Due to the recent growth of "green jobs", many have made attempts to quantify the number of professionals or job opportunities in the sustainability sector.
In fact, the Bureau of Labor Statistics (BLS) reported the number of the green jobs for the first time in history this year, counting 3.1 million "green goods and service jobs" (GGS jobs) in 2010.
However, the BLS received criticism for over-counting the number of green jobs, including professions such as bus drivers for "clean fuel" municipal buses. In contrast, the Brookings Institute counted about 2.7 million clean energy jobs in 2010.
Many sites that post jobs or collect employment information have also attempted to make sense of their green jobs data. For instance, LinkedIn reported that the "Renewables and Environment" profession category, which contains green jobs, grew the most of any other category between 2007 and 2011, at 49.2%.

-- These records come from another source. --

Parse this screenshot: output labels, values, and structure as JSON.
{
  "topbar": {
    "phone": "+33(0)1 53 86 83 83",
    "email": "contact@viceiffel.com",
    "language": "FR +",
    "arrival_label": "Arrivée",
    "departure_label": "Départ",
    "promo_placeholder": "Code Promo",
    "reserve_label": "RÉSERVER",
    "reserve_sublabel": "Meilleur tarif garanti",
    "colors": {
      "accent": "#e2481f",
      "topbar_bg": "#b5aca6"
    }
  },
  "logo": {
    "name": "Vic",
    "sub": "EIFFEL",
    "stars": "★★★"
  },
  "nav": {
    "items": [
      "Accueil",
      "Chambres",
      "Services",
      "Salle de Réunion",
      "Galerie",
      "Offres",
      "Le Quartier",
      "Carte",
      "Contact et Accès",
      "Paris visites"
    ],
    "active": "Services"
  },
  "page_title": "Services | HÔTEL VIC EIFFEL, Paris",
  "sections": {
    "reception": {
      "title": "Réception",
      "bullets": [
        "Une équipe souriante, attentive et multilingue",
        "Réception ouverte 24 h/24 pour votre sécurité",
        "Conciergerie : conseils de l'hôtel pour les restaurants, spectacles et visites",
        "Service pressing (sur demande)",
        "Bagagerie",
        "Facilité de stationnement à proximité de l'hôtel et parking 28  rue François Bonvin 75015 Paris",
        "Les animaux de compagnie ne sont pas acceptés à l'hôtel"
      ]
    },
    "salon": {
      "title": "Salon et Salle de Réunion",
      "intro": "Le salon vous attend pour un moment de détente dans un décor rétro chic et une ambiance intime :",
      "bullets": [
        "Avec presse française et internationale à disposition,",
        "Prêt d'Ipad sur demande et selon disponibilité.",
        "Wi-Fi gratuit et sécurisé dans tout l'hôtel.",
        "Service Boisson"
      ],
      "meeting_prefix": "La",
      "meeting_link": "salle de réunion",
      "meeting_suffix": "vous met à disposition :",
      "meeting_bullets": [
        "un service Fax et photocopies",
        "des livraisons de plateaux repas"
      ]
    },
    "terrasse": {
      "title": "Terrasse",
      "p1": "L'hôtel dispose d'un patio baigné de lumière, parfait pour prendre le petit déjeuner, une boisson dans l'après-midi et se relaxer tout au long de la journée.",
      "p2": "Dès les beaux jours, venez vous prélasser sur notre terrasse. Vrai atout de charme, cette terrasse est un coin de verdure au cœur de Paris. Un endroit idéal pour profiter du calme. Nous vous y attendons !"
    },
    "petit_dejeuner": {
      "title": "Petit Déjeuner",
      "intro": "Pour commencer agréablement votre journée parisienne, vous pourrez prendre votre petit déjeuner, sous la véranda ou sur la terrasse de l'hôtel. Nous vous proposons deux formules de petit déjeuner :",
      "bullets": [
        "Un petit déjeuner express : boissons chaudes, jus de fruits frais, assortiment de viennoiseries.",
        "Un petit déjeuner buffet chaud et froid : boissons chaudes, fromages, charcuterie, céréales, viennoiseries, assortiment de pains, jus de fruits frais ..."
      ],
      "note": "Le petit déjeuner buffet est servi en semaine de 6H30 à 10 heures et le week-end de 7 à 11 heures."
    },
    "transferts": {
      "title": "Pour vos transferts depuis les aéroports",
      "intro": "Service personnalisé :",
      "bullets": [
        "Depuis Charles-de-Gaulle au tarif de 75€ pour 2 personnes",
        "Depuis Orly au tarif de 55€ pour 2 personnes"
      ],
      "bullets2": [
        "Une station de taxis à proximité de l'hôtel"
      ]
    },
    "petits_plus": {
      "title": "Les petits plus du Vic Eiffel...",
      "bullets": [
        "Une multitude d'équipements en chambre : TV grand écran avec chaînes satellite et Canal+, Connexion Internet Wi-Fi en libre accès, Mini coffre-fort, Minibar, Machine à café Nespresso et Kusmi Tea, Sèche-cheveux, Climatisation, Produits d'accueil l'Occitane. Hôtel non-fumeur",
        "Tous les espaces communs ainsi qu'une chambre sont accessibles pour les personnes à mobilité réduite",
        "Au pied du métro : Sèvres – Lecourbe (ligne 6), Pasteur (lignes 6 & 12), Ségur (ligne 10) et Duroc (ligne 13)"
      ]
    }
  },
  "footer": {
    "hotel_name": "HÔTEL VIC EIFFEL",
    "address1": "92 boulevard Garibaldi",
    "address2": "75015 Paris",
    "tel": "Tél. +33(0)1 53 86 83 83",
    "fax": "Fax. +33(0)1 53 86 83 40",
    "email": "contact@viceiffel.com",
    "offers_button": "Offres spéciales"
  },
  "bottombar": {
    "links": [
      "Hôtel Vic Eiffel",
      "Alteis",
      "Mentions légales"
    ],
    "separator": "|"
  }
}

Similarly, the Green Job Bank, a green job search engine that crawls the web daily to post green jobs from many web sources, posted 36,500 green jobs in Q1 of 2012. This is up about 55% from 16,300 in Q1 of 2011 - showing significant green jobs growth in early 2012.
On May 7, 2012, Forbes reported yet another green jobs metric - the number of green jobs on Simply Hired, a popular job search engine that aggregates postings from across the web.
According to the jobs site, there are currently 45,000 green job postings. The following were the top 10 cities with the highest number of green jobs:
How Many Green Jobs Are There, Really?
While these numbers may leave us wondering, "How many green jobs are there, really?", I think it's generally positive that the U.S. government, nonprofit institutions, and even large professional sites, like LinkedIn and Simply Hired, are starting to report their data on green jobs. This hopefully means that the green economy is a staying trend, and one that's worth paying attention to.
Additionally, it must be considered that the growth of "green jobs" is not just the number of new positions being added, but also the number of traditional, "non-green" jobs that will gain new sustainable components as governments and companies respond to climate change.
In fact, the reason "green" and "sustainability" are considered so crucial is because these concepts literally affect everything and everyone. Energy supply, water quality, shrinking biodiversity, limited resources, increasing gas prices, and extreme weather will not just affect the one "green sector" of the economy - it will affect businesses, people, and environments around the globe.
In short, just as "green" cannot be limited to one sector or one region, green jobs cannot be narrowed to one sector of employment.
So, in my opinion, while the true quantity of green jobs can perhaps never truly be counted, the fact that sustainability has such an all-encompassing and far-reaching effect on the world makes it worth attempting to tally our progress in the green arena, no matter the metric.